Una mañana, cuando Elupina revisaba su correo electrónico, advirtió que había una carta de Andrés y la leyó con ansiedad.

Era una carta en la que él le confesaba que, aunque en principio se había sentido avergonzado y muy confundido por lo ocurrido entre ellos, se había dado cuenta de que estaba tan enamorado de ella que dejaría el sacerdocio para desposarla, si ella sentía igual. Terminaba diciendo que estaba seguro de que Dios aprobaba ese amor.

Elupina, la leyó y releyó y con lágrimas en los ojos y música en el corazón, escribió una respuesta alborozada y llena de amor en la que accedía a casarse y empezar una vida nueva a su lado. Pero, decidió no enviarla hasta el día siguiente.

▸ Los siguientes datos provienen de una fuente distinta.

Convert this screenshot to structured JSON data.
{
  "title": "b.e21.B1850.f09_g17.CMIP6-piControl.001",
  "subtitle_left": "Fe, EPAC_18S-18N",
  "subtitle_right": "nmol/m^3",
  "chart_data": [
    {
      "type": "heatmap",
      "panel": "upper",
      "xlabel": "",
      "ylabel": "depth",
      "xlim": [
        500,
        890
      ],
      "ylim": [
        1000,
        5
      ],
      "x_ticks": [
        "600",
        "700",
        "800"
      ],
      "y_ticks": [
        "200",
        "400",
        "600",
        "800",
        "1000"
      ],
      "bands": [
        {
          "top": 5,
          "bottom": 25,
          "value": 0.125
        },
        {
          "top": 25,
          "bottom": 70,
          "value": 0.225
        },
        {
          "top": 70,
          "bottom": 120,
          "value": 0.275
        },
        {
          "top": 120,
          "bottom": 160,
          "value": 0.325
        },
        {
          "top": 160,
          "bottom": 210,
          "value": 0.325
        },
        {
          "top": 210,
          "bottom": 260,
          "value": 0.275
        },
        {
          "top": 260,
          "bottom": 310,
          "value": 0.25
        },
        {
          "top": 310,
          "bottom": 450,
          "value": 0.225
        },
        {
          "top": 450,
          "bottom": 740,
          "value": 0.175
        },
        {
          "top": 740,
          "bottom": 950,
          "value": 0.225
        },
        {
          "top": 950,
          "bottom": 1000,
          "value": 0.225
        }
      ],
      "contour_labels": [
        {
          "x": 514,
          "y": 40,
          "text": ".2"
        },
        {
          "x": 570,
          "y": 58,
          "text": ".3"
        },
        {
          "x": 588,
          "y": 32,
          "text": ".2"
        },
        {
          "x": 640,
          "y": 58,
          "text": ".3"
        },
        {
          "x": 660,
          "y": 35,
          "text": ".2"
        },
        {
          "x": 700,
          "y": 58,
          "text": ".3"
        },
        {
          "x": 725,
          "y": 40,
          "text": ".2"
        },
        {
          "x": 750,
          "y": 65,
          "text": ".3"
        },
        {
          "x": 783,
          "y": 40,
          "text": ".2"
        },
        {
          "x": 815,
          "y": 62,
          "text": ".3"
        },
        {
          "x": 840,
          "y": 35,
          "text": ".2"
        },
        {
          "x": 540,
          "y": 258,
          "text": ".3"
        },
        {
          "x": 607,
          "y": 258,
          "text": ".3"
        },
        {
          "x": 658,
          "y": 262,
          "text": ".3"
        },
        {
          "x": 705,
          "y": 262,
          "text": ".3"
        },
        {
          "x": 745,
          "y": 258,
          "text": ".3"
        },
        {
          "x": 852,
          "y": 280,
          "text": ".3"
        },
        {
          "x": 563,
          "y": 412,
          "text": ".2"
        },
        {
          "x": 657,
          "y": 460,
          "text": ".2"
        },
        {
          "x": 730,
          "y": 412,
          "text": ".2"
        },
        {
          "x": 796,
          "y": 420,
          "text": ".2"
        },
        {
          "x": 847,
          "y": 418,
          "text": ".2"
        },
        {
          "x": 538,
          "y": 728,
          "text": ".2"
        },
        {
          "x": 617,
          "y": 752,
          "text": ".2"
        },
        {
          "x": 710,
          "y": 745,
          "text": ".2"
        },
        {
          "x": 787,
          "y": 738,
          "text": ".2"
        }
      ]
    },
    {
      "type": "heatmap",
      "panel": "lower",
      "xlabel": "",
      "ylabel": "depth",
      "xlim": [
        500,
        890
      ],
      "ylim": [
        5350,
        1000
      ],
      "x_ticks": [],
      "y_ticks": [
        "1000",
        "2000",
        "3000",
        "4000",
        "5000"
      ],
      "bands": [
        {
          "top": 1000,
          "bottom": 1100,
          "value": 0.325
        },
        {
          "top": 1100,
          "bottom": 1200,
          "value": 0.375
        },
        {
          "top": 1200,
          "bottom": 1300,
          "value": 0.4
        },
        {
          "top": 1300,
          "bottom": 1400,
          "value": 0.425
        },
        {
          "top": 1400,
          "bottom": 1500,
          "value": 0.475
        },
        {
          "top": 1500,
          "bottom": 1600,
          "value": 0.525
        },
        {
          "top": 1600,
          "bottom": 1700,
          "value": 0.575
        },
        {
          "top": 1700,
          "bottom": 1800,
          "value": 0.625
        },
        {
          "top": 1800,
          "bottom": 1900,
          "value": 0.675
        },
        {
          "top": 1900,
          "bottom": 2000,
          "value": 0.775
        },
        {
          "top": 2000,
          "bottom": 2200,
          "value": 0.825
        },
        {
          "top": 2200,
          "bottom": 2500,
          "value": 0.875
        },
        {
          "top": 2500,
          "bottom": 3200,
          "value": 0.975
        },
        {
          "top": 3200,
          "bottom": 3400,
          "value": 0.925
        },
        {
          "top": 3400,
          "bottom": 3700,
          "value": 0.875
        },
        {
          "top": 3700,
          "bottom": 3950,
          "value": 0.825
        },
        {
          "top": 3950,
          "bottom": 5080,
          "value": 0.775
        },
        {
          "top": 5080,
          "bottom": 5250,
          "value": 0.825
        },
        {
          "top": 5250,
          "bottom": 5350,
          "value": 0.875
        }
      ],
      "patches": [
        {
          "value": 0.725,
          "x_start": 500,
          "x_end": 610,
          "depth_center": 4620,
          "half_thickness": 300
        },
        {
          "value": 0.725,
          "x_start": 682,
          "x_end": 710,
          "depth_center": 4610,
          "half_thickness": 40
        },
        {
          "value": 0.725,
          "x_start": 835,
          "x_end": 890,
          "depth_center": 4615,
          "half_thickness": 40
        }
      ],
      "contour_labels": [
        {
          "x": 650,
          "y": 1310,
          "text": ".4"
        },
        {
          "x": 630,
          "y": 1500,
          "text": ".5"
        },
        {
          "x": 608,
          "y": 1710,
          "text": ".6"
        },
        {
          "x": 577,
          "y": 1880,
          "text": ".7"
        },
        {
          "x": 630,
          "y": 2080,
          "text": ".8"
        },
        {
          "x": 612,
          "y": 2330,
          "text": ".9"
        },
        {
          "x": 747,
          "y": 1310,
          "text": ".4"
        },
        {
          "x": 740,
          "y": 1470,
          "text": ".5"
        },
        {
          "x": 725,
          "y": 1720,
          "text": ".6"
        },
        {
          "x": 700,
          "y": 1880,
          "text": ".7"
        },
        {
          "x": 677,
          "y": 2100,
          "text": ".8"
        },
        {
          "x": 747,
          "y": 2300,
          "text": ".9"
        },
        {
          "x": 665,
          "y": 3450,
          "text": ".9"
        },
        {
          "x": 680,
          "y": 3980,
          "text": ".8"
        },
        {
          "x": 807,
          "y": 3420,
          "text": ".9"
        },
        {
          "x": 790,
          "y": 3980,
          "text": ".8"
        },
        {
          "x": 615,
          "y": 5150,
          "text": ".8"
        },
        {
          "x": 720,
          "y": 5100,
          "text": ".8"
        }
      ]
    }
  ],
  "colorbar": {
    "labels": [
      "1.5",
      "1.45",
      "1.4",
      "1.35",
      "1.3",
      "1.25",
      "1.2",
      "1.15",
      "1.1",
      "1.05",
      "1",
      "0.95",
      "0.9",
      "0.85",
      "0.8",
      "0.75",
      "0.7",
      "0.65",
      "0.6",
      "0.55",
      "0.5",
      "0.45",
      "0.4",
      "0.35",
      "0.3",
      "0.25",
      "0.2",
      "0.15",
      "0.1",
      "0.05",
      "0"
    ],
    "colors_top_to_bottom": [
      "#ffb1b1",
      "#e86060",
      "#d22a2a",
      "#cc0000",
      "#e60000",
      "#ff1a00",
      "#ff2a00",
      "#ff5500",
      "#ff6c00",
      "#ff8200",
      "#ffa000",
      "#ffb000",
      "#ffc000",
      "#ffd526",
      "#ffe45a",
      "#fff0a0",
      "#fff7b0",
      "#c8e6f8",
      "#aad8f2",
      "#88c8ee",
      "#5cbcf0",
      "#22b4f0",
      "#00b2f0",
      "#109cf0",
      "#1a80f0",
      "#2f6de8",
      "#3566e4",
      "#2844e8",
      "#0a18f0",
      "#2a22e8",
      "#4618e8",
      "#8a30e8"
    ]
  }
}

Después de una noche sin dormir, borró la carta escrita el día anterior y escribió una nueva en la que reiteraba a Andrés su amor, pero se sentía incapaz de traicionar a Dios alejando de él un siervo amado que, por tanto tiempo, le había servido bien. Le aseguraba que nunca podría olvidarlo y lo amaría dedicándole sus pensamientos y su vida en la distancia. Nadie lo querría nunca como ella.

Después de esa carta vino otra de Andrés en la que le comunicaba que había solicitado traslado a otro pueblo y le imploraba que siguiera escribiéndole, porque no podría vivir sin sus palabras.

Si explosivo había sido el único momento de amor carnal que Elupina y Andrés habían experimentado, las cartas intercambiadas hasta el resto de sus días, eran compromisos de fidelidad, odas al amor puro y, al mismo tiempo, al deseo inhibido.

Elupina descansaba tranquila cada noche, cuando antes de dormirse se preguntaba a sí misma: ¿cuánto has amado? y se respondía con una sonrisa radiante mientras traía a sus ojos la imagen de Andrés.